Pixel perfect On, with scrolling list, 300 items, <1fps
Pixel perfect Off, with scrolling list, 300 items, 60+fps

Pixel perfect On, without any movement, 60+fps
Pixel perfect Off, without any movement, 60+fps

yes it is because it does alot of calculation all the way down the hierarchy to make sure everything is still pixel perfect. I think we are looking at improving this later on.

@phil-Unity - I am hoping you can help me with something.

I have a view port adjuster script which adjust the Viewport Rect size of the game camera so the same amount of the level is shown regardless of aspect ratio. Black bars are rendered to fill the top/bottom or left/right portion of the screen that is not used.

When using Screen Space - Camera, the UI “just works” since the canvas is automatically adjusted to fit inside the new viewport rect. However, this also brings my FPS down by 5 on Android vs using Screen Space - Overlay, so I’d really rather use Overlay mode.

Unfortunately I cannot figure out how to reproduce this effect with Overlay Mode. Is there any way to adjust the Canvas so it only is displayed over a specific range of the screen rather than the entire screen?

Thanks!

unfortunately no, there is nothing on the canvas that would allow you to change its drawing region. i wonder why you’re losing 5 with camera vs overlay. they should be similar enough it wouldn’t affect anything.

I believe it mostly has to do with my touch controls. I am using two Image components that each cover about half of the screen. The one on the left has a custom Joystick script which controls the player movement while the one on the right is configured with a Button that initiates a firing mechanism when clicked/touched.

1910480--123231--Move Area Control.png

I doubt this is the best way to do this, so if you have any ideas on a better way please let me know.

I have tried setting up 2D colliders to detect the input, but can’t get things to function properly.
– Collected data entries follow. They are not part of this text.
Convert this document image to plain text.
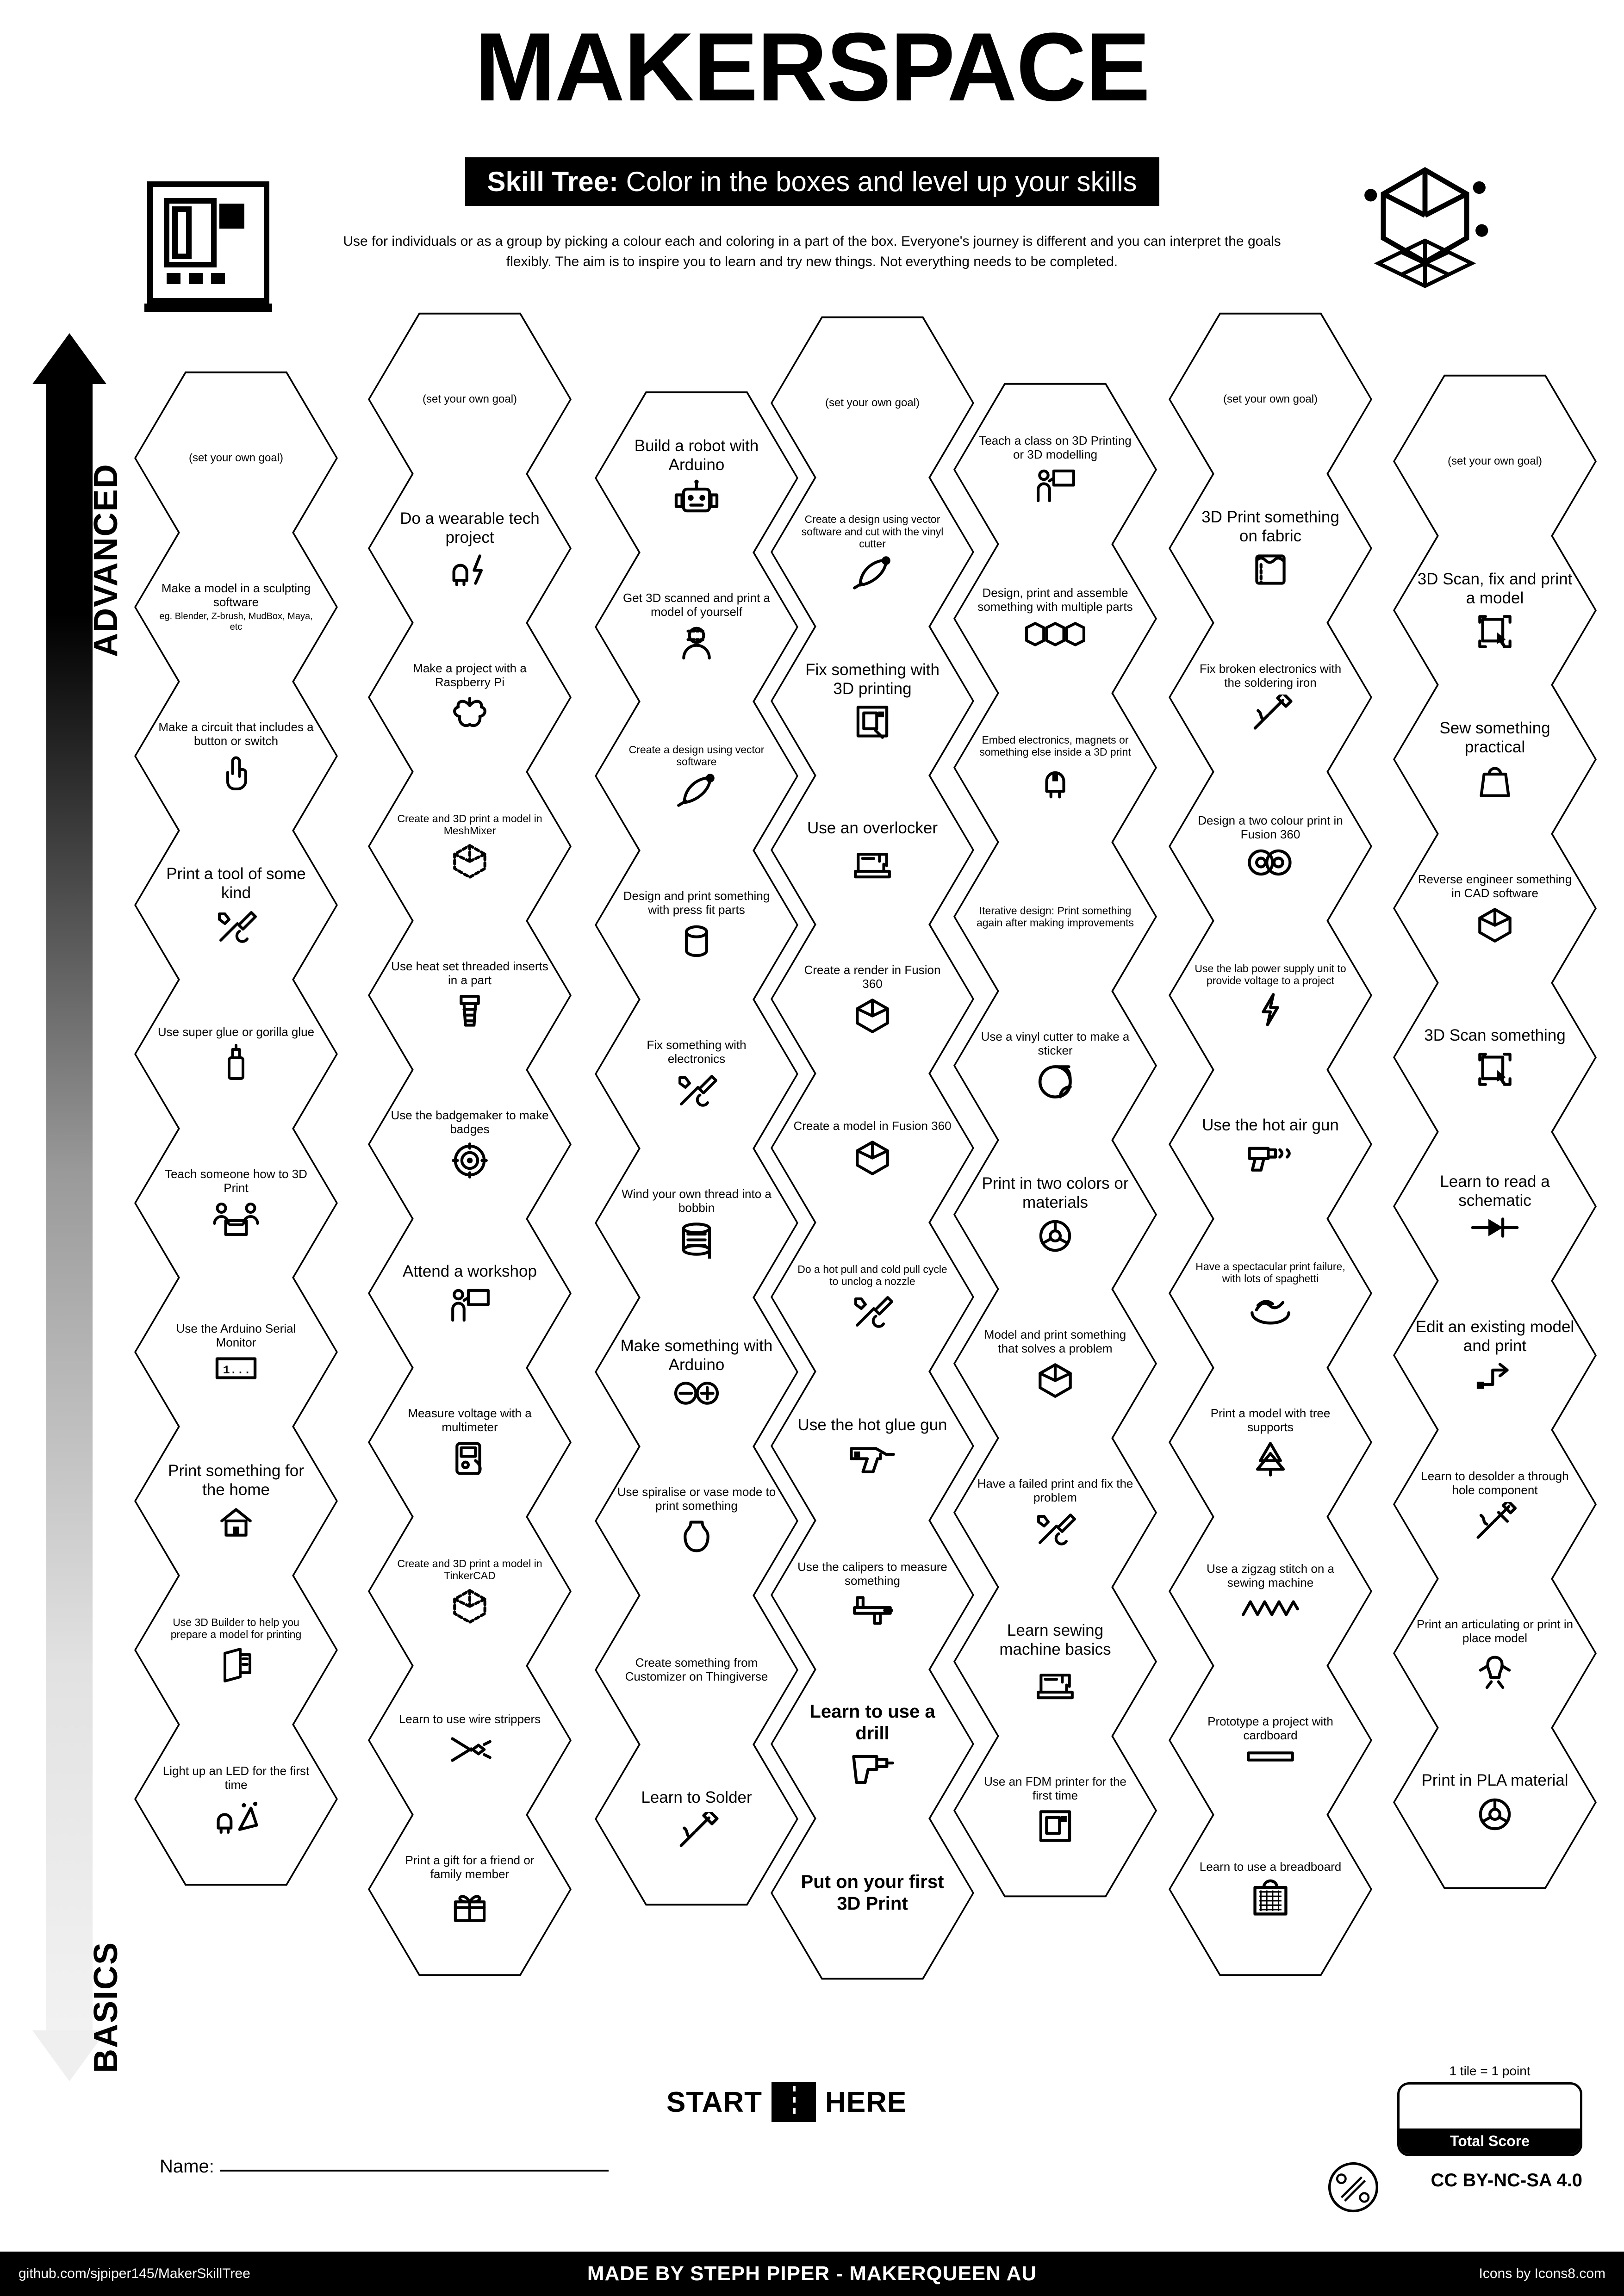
MAKERSPACE
Skill Tree: Color in the boxes and level up your skills
Use for individuals or as a group by picking a colour each and coloring in a part of the box. Everyone's journey is different and you can interpret the goals flexibly. The aim is to inspire you to learn and try new things. Not everything needs to be completed.
ADVANCED
BASICS
(set your own goal)
Make a model in a sculpting software
eg. Blender, Z-brush, MudBox, Maya, etc
Make a circuit that includes a button or switch
Print a tool of some kind
Use super glue or gorilla glue
Teach someone how to 3D Print
Use the Arduino Serial Monitor
1...
Print something for the home
Use 3D Builder to help you prepare a model for printing
Light up an LED for the first time
(set your own goal)
Do a wearable tech project
Make a project with a Raspberry Pi
Create and 3D print a model in MeshMixer
Use heat set threaded inserts in a part
Use the badgemaker to make badges
Attend a workshop
Measure voltage with a multimeter
Create and 3D print a model in TinkerCAD
Learn to use wire strippers
Print a gift for a friend or family member
Build a robot with Arduino
Get 3D scanned and print a model of yourself
Create a design using vector software
Design and print something with press fit parts
Fix something with electronics
Wind your own thread into a bobbin
Make something with Arduino
Use spiralise or vase mode to print something
Create something from Customizer on Thingiverse
Learn to Solder
(set your own goal)
Create a design using vector software and cut with the vinyl cutter
Fix something with 3D printing
Use an overlocker
Create a render in Fusion 360
Create a model in Fusion 360
Do a hot pull and cold pull cycle to unclog a nozzle
Use the hot glue gun
Use the calipers to measure something
Learn to use a drill
Put on your first 3D Print
Teach a class on 3D Printing or 3D modelling
Design, print and assemble something with multiple parts
Embed electronics, magnets or something else inside a 3D print
Iterative design: Print something again after making improvements
Use a vinyl cutter to make a sticker
Print in two colors or materials
Model and print something that solves a problem
Have a failed print and fix the problem
Learn sewing machine basics
Use an FDM printer for the first time
(set your own goal)
3D Print something on fabric
Fix broken electronics with the soldering iron
Design a two colour print in Fusion 360
Use the lab power supply unit to provide voltage to a project
Use the hot air gun
Have a spectacular print failure, with lots of spaghetti
Print a model with tree supports
Use a zigzag stitch on a sewing machine
Prototype a project with cardboard
Learn to use a breadboard
(set your own goal)
3D Scan, fix and print a model
Sew something practical
Reverse engineer something in CAD software
3D Scan something
Learn to read a schematic
Edit an existing model and print
Learn to desolder a through hole component
Print an articulating or print in place model
Print in PLA material
START HERE
Name:
1 tile = 1 point
Total Score
CC BY-NC-SA 4.0
github.com/sjpiper145/MakerSkillTree	MADE BY STEPH PIPER - MAKERQUEEN AU	Icons by Icons8.com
My setup is as follows:

  • Add a Physics 2D Raycaster to my camera.
  • Create Empty Game Objects and add 2D Box Colliders to them.
  • Add an Event Trigger to each game object.
  • Add the PointerClick event to the EventTrigger on the “Fire” control and hook up the method that will initiate the fire action.
  • Add the PointerDown, PointerUp, and Drag events to the EventTrigger on the “Move” control and hook up the appropriate methods.
  • Make sure the objects in Step 2 are using a layer which is found in the Event Mask of the Physics 2D Raycaster.
  • Setup the 2D colliders in 2D Mode so they line up with half of the camera’s view frustrum (at its farthest point).

Result: In the editor and on Android, my mouse clicks/screen touches are detected properly by the Fire control, but only near the center of the screen. The Move Control is unresponsive. I’ve tried expanding the fire control so there can be no doubt it is covering the entire game view, but it makes no difference.
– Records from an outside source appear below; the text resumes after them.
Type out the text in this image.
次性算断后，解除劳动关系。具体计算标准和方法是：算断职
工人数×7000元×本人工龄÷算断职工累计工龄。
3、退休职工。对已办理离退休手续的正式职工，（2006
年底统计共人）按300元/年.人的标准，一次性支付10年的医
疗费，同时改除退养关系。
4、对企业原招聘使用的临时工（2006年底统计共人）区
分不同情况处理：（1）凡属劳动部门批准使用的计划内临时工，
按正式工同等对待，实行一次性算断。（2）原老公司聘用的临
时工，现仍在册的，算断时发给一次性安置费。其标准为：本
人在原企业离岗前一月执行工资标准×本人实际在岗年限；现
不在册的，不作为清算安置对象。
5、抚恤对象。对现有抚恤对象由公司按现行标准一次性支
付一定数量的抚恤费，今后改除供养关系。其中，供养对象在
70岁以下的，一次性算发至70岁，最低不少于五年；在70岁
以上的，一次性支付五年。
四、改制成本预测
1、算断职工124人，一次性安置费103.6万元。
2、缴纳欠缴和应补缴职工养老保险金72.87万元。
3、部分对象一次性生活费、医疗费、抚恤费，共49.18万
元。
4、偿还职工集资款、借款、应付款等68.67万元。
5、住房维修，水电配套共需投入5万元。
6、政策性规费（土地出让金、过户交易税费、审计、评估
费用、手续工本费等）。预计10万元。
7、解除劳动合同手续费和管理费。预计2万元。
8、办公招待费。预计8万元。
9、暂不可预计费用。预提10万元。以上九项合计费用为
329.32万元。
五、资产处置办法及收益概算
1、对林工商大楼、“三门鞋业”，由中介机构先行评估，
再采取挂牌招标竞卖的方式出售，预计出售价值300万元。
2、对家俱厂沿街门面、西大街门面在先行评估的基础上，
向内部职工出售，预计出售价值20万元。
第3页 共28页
What would be great is a button like component that does not have/require an image component. Something to define an Input Area in terms of screen space like all the other GUI controls, but which has no rendering overhead.

Any advice is greatly appreciated, and thanks for the help!

i think there is a bug in the 2D raycaster. I havn’t looked into it yet though… What happens if you do it with a the 3D versions of those classes?